Крутые перевалы (Петров) - страница 44

Подбросив ногой валявшуюся в воротах хворостину, он открыл дверь в свою квартиру. Смеркалось и поэтому не узнать было вторую женщину, сидевшую с матерью около стола.

— А я думала, опять в тайгу заколесил, — обрадовалась Матрена Иовна.

— С делами зашился, старуха… Дай чего-нибудь поесть.

— И не разошьешься, видать… А тебя женщина с полдня ждет…

Пастиков только теперь заметил Анну.

— Ну, здорово, — весело сказал он, припоминая разговор с Федотовым.

Анна выпрямилась и молча подала руку. Была она одета, как игуменья, в черное платье, старившее ее на десять лет.

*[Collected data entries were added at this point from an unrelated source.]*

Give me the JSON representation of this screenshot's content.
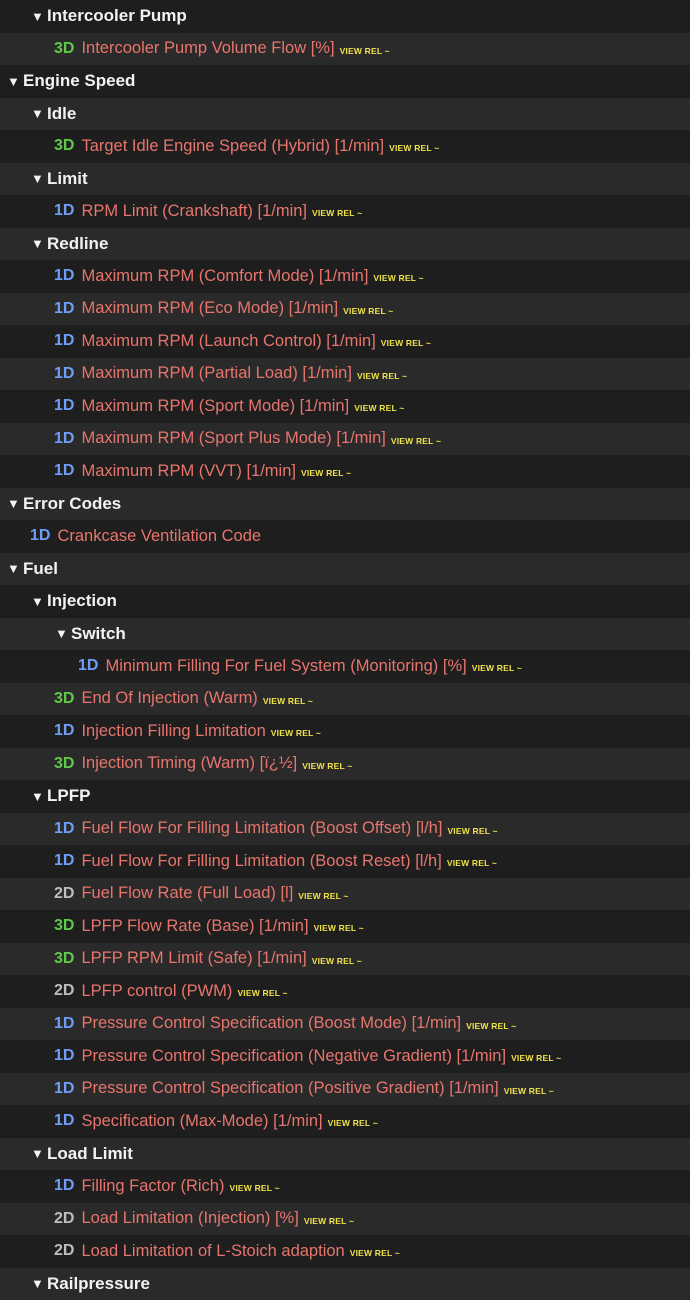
{
  "rows": [
    {
      "type": "header",
      "level": 1,
      "label": "Intercooler Pump"
    },
    {
      "type": "item",
      "level": 2,
      "dim": "3D",
      "label": "Intercooler Pump Volume Flow [%]",
      "rel": "VIEW REL ~"
    },
    {
      "type": "header",
      "level": 0,
      "label": "Engine Speed"
    },
    {
      "type": "header",
      "level": 1,
      "label": "Idle"
    },
    {
      "type": "item",
      "level": 2,
      "dim": "3D",
      "label": "Target Idle Engine Speed (Hybrid) [1/min]",
      "rel": "VIEW REL ~"
    },
    {
      "type": "header",
      "level": 1,
      "label": "Limit"
    },
    {
      "type": "item",
      "level": 2,
      "dim": "1D",
      "label": "RPM Limit (Crankshaft) [1/min]",
      "rel": "VIEW REL ~"
    },
    {
      "type": "header",
      "level": 1,
      "label": "Redline"
    },
    {
      "type": "item",
      "level": 2,
      "dim": "1D",
      "label": "Maximum RPM (Comfort Mode) [1/min]",
      "rel": "VIEW REL ~"
    },
    {
      "type": "item",
      "level": 2,
      "dim": "1D",
      "label": "Maximum RPM (Eco Mode) [1/min]",
      "rel": "VIEW REL ~"
    },
    {
      "type": "item",
      "level": 2,
      "dim": "1D",
      "label": "Maximum RPM (Launch Control) [1/min]",
      "rel": "VIEW REL ~"
    },
    {
      "type": "item",
      "level": 2,
      "dim": "1D",
      "label": "Maximum RPM (Partial Load) [1/min]",
      "rel": "VIEW REL ~"
    },
    {
      "type": "item",
      "level": 2,
      "dim": "1D",
      "label": "Maximum RPM (Sport Mode) [1/min]",
      "rel": "VIEW REL ~"
    },
    {
      "type": "item",
      "level": 2,
      "dim": "1D",
      "label": "Maximum RPM (Sport Plus Mode) [1/min]",
      "rel": "VIEW REL ~"
    },
    {
      "type": "item",
      "level": 2,
      "dim": "1D",
      "label": "Maximum RPM (VVT) [1/min]",
      "rel": "VIEW REL ~"
    },
    {
      "type": "header",
      "level": 0,
      "label": "Error Codes"
    },
    {
      "type": "item",
      "level": 1,
      "dim": "1D",
      "label": "Crankcase Ventilation Code",
      "rel": ""
    },
    {
      "type": "header",
      "level": 0,
      "label": "Fuel"
    },
    {
      "type": "header",
      "level": 1,
      "label": "Injection"
    },
    {
      "type": "header",
      "level": 2,
      "label": "Switch"
    },
    {
      "type": "item",
      "level": 3,
      "dim": "1D",
      "label": "Minimum Filling For Fuel System (Monitoring) [%]",
      "rel": "VIEW REL ~"
    },
    {
      "type": "item",
      "level": 2,
      "dim": "3D",
      "label": "End Of Injection (Warm)",
      "rel": "VIEW REL ~"
    },
    {
      "type": "item",
      "level": 2,
      "dim": "1D",
      "label": "Injection Filling Limitation",
      "rel": "VIEW REL ~"
    },
    {
      "type": "item",
      "level": 2,
      "dim": "3D",
      "label": "Injection Timing (Warm) [ï¿½]",
      "rel": "VIEW REL ~"
    },
    {
      "type": "header",
      "level": 1,
      "label": "LPFP"
    },
    {
      "type": "item",
      "level": 2,
      "dim": "1D",
      "label": "Fuel Flow For Filling Limitation (Boost Offset) [l/h]",
      "rel": "VIEW REL ~"
    },
    {
      "type": "item",
      "level": 2,
      "dim": "1D",
      "label": "Fuel Flow For Filling Limitation (Boost Reset) [l/h]",
      "rel": "VIEW REL ~"
    },
    {
      "type": "item",
      "level": 2,
      "dim": "2D",
      "label": "Fuel Flow Rate (Full Load) [l]",
      "rel": "VIEW REL ~"
    },
    {
      "type": "item",
      "level": 2,
      "dim": "3D",
      "label": "LPFP Flow Rate (Base) [1/min]",
      "rel": "VIEW REL ~"
    },
    {
      "type": "item",
      "level": 2,
      "dim": "3D",
      "label": "LPFP RPM Limit (Safe) [1/min]",
      "rel": "VIEW REL ~"
    },
    {
      "type": "item",
      "level": 2,
      "dim": "2D",
      "label": "LPFP control (PWM)",
      "rel": "VIEW REL ~"
    },
    {
      "type": "item",
      "level": 2,
      "dim": "1D",
      "label": "Pressure Control Specification (Boost Mode) [1/min]",
      "rel": "VIEW REL ~"
    },
    {
      "type": "item",
      "level": 2,
      "dim": "1D",
      "label": "Pressure Control Specification (Negative Gradient) [1/min]",
      "rel": "VIEW REL ~"
    },
    {
      "type": "item",
      "level": 2,
      "dim": "1D",
      "label": "Pressure Control Specification (Positive Gradient) [1/min]",
      "rel": "VIEW REL ~"
    },
    {
      "type": "item",
      "level": 2,
      "dim": "1D",
      "label": "Specification (Max-Mode) [1/min]",
      "rel": "VIEW REL ~"
    },
    {
      "type": "header",
      "level": 1,
      "label": "Load Limit"
    },
    {
      "type": "item",
      "level": 2,
      "dim": "1D",
      "label": "Filling Factor (Rich)",
      "rel": "VIEW REL ~"
    },
    {
      "type": "item",
      "level": 2,
      "dim": "2D",
      "label": "Load Limitation (Injection) [%]",
      "rel": "VIEW REL ~"
    },
    {
      "type": "item",
      "level": 2,
      "dim": "2D",
      "label": "Load Limitation of L-Stoich adaption",
      "rel": "VIEW REL ~"
    },
    {
      "type": "header",
      "level": 1,
      "label": "Railpressure"
    }
  ],
  "icons": {
    "expanded": "caret-down-icon"
  },
  "colors": {
    "background": "#1e1e1e",
    "row_alt": "#2a2a2a",
    "label": "#e8756d",
    "dim_1d": "#6e9ef5",
    "dim_2d": "#bdbdbd",
    "dim_3d": "#5fc94a",
    "rel": "#f0e24a"
  }
}
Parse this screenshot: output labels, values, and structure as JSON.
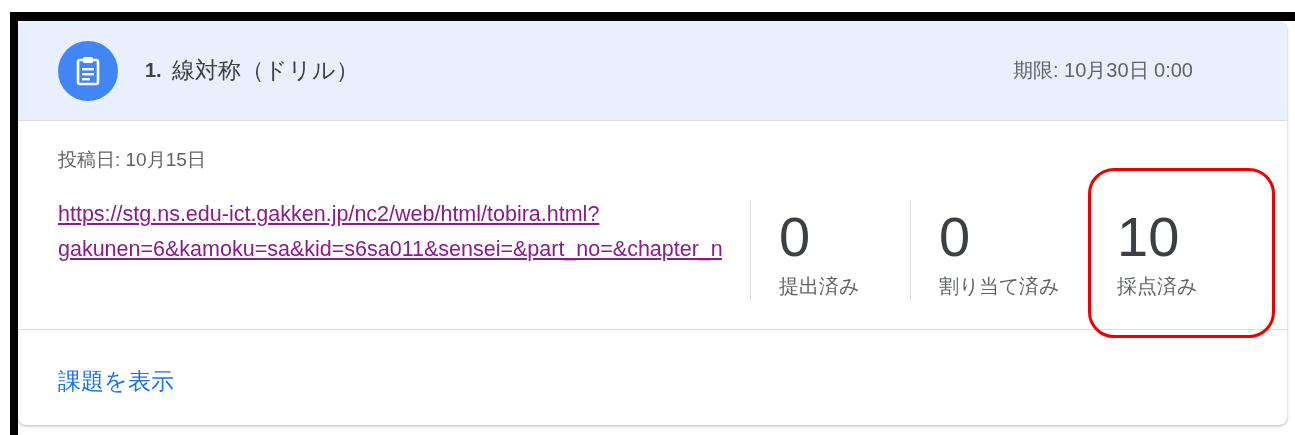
{
  "assignment": {
    "number": "1.",
    "title": "線対称（ドリル）",
    "due": "期限: 10月30日 0:00"
  },
  "posted": "投稿日: 10月15日",
  "link_lines": [
    "https://stg.ns.edu-ict.gakken.jp/nc2/web/html/tobira.html?",
    "gakunen=6&kamoku=sa&kid=s6sa011&sensei=&part_no=&chapter_n"
  ],
  "stats": [
    {
      "count": "0",
      "label": "提出済み",
      "highlighted": false
    },
    {
      "count": "0",
      "label": "割り当て済み",
      "highlighted": false
    },
    {
      "count": "10",
      "label": "採点済み",
      "highlighted": true
    }
  ],
  "view_link": "課題を表示"
}
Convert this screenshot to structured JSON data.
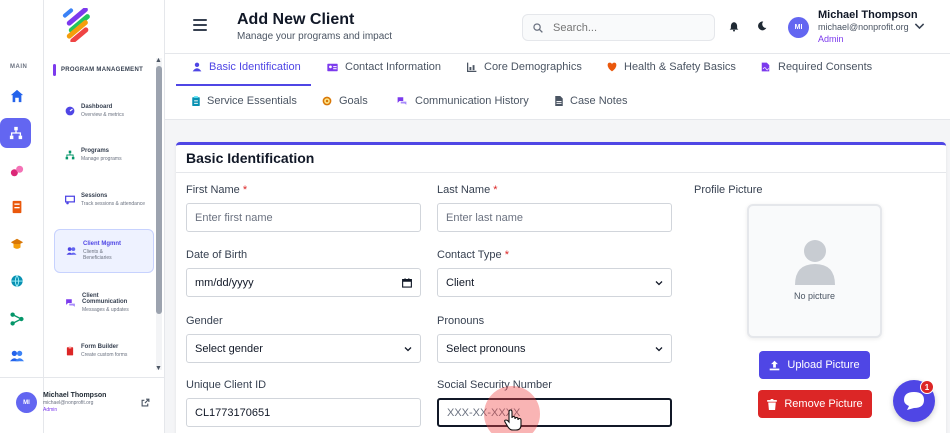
{
  "header": {
    "title": "Add New Client",
    "subtitle": "Manage your programs and impact",
    "search_placeholder": "Search...",
    "user": {
      "initials": "MI",
      "name": "Michael Thompson",
      "email": "michael@nonprofit.org",
      "role": "Admin"
    }
  },
  "rail": {
    "label": "MAIN",
    "icons": [
      "home-icon",
      "programs-icon",
      "sessions-icon",
      "documents-icon",
      "education-icon",
      "globe-icon",
      "network-icon",
      "users-icon"
    ],
    "active_index": 1,
    "colors": {
      "active_bg": "#6366f1"
    }
  },
  "panel": {
    "heading": "PROGRAM MANAGEMENT",
    "items": [
      {
        "title": "Dashboard",
        "subtitle": "Overview & metrics",
        "icon": "gauge-icon"
      },
      {
        "title": "Programs",
        "subtitle": "Manage programs",
        "icon": "sitemap-icon"
      },
      {
        "title": "Sessions",
        "subtitle": "Track sessions & attendance",
        "icon": "chalkboard-icon"
      },
      {
        "title": "Client Mgmnt",
        "subtitle": "Clients & Beneficiaries",
        "icon": "users-icon",
        "active": true
      },
      {
        "title": "Client Communication",
        "subtitle": "Messages & updates",
        "icon": "comments-icon"
      },
      {
        "title": "Form Builder",
        "subtitle": "Create custom forms",
        "icon": "clipboard-icon"
      }
    ],
    "user": {
      "initials": "MI",
      "name": "Michael Thompson",
      "email": "michael@nonprofit.org",
      "role": "Admin"
    }
  },
  "tabs": {
    "row1": [
      {
        "label": "Basic Identification",
        "icon": "user-icon",
        "active": true
      },
      {
        "label": "Contact Information",
        "icon": "id-card-icon"
      },
      {
        "label": "Core Demographics",
        "icon": "chart-icon"
      },
      {
        "label": "Health & Safety Basics",
        "icon": "heart-shield-icon"
      },
      {
        "label": "Required Consents",
        "icon": "signature-icon"
      }
    ],
    "row2": [
      {
        "label": "Service Essentials",
        "icon": "clipboard-list-icon"
      },
      {
        "label": "Goals",
        "icon": "target-icon"
      },
      {
        "label": "Communication History",
        "icon": "comments-icon"
      },
      {
        "label": "Case Notes",
        "icon": "file-icon"
      }
    ]
  },
  "form": {
    "section_title": "Basic Identification",
    "first_name": {
      "label": "First Name",
      "required": "*",
      "placeholder": "Enter first name"
    },
    "last_name": {
      "label": "Last Name",
      "required": "*",
      "placeholder": "Enter last name"
    },
    "dob": {
      "label": "Date of Birth",
      "placeholder": "mm/dd/yyyy"
    },
    "contact_type": {
      "label": "Contact Type",
      "required": "*",
      "value": "Client"
    },
    "gender": {
      "label": "Gender",
      "value": "Select gender"
    },
    "pronouns": {
      "label": "Pronouns",
      "value": "Select pronouns"
    },
    "client_id": {
      "label": "Unique Client ID",
      "value": "CL1773170651"
    },
    "ssn": {
      "label": "Social Security Number",
      "placeholder": "XXX-XX-XXXX"
    },
    "profile": {
      "label": "Profile Picture",
      "empty_caption": "No picture",
      "upload_label": "Upload Picture",
      "remove_label": "Remove Picture"
    }
  },
  "chat": {
    "badge_count": "1"
  },
  "colors": {
    "primary": "#4f46e5",
    "danger": "#dc2626",
    "accent": "#7c3aed"
  }
}
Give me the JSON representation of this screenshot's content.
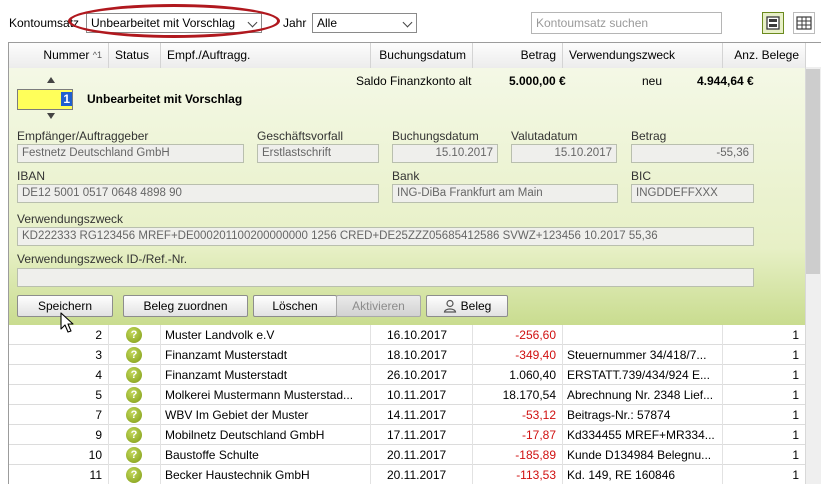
{
  "toolbar": {
    "kontoumsatz_label": "Kontoumsatz",
    "kontoumsatz_value": "Unbearbeitet mit Vorschlag",
    "jahr_label": "Jahr",
    "jahr_value": "Alle",
    "search_placeholder": "Kontoumsatz suchen",
    "highlight_color": "#b0181e"
  },
  "columns": {
    "nummer": "Nummer",
    "sort_indicator": "^1",
    "status": "Status",
    "empf": "Empf./Auftragg.",
    "buchungsdatum": "Buchungsdatum",
    "betrag": "Betrag",
    "verwendungszweck": "Verwendungszweck",
    "anz_belege": "Anz. Belege"
  },
  "detail": {
    "saldo_label": "Saldo Finanzkonto alt",
    "saldo_value": "5.000,00 €",
    "neu_label": "neu",
    "neu_value": "4.944,64 €",
    "number_value": "1",
    "state_label": "Unbearbeitet mit Vorschlag",
    "empfaenger_label": "Empfänger/Auftraggeber",
    "empfaenger_value": "Festnetz Deutschland GmbH",
    "geschaeftsvorfall_label": "Geschäftsvorfall",
    "geschaeftsvorfall_value": "Erstlastschrift",
    "buchungsdatum_label": "Buchungsdatum",
    "buchungsdatum_value": "15.10.2017",
    "valutadatum_label": "Valutadatum",
    "valutadatum_value": "15.10.2017",
    "betrag_label": "Betrag",
    "betrag_value": "-55,36",
    "iban_label": "IBAN",
    "iban_value": "DE12 5001 0517 0648 4898 90",
    "bank_label": "Bank",
    "bank_value": "ING-DiBa Frankfurt am Main",
    "bic_label": "BIC",
    "bic_value": "INGDDEFFXXX",
    "verwendungszweck_label": "Verwendungszweck",
    "verwendungszweck_value": "KD222333 RG123456 MREF+DE000201100200000000 1256 CRED+DE25ZZZ05685412586 SVWZ+123456 10.2017 55,36",
    "ref_label": "Verwendungszweck ID-/Ref.-Nr.",
    "ref_value": "",
    "buttons": {
      "speichern": "Speichern",
      "beleg_zuordnen": "Beleg zuordnen",
      "loeschen": "Löschen",
      "aktivieren": "Aktivieren",
      "beleg": "Beleg"
    }
  },
  "rows": [
    {
      "nummer": "2",
      "status": "?",
      "empf": "Muster Landvolk e.V",
      "datum": "16.10.2017",
      "betrag": "-256,60",
      "neg": true,
      "zweck": "",
      "belege": "1"
    },
    {
      "nummer": "3",
      "status": "?",
      "empf": "Finanzamt Musterstadt",
      "datum": "18.10.2017",
      "betrag": "-349,40",
      "neg": true,
      "zweck": "Steuernummer 34/418/7...",
      "belege": "1"
    },
    {
      "nummer": "4",
      "status": "?",
      "empf": "Finanzamt Musterstadt",
      "datum": "26.10.2017",
      "betrag": "1.060,40",
      "neg": false,
      "zweck": "ERSTATT.739/434/924 E...",
      "belege": "1"
    },
    {
      "nummer": "5",
      "status": "?",
      "empf": "Molkerei Mustermann Musterstad...",
      "datum": "10.11.2017",
      "betrag": "18.170,54",
      "neg": false,
      "zweck": "Abrechnung Nr. 2348 Lief...",
      "belege": "1"
    },
    {
      "nummer": "7",
      "status": "?",
      "empf": "WBV Im Gebiet der Muster",
      "datum": "14.11.2017",
      "betrag": "-53,12",
      "neg": true,
      "zweck": "Beitrags-Nr.: 57874",
      "belege": "1"
    },
    {
      "nummer": "9",
      "status": "?",
      "empf": "Mobilnetz Deutschland GmbH",
      "datum": "17.11.2017",
      "betrag": "-17,87",
      "neg": true,
      "zweck": "Kd334455 MREF+MR334...",
      "belege": "1"
    },
    {
      "nummer": "10",
      "status": "?",
      "empf": "Baustoffe Schulte",
      "datum": "20.11.2017",
      "betrag": "-185,89",
      "neg": true,
      "zweck": "Kunde D134984 Belegnu...",
      "belege": "1"
    },
    {
      "nummer": "11",
      "status": "?",
      "empf": "Becker Haustechnik GmbH",
      "datum": "20.11.2017",
      "betrag": "-113,53",
      "neg": true,
      "zweck": "Kd. 149, RE 160846",
      "belege": "1"
    }
  ]
}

И Пастиков невольно подумал: «А сколько ж в самом деле?» Он сморщил лоб и пришел к заключению, что ей не больше двадцати восьми.

— Рано на станцию-то? — спросила Иовна, подогревая самовар.

— К десяти дня, мамаша.

Пастиков улыбнулся Анне глазами и обратился к матери тем тоном, в котором старуха привыкла угадывать или хорошее настроение сына, или какую-нибудь неудачу.

— Слышь, родительница, нет ли у тебя там какой настойки от холеры или еще чего-нибудь?

— Не знобит ли? — встревожилась старуха.

— Нет, просто со свиданием, скоро опять в тайгу.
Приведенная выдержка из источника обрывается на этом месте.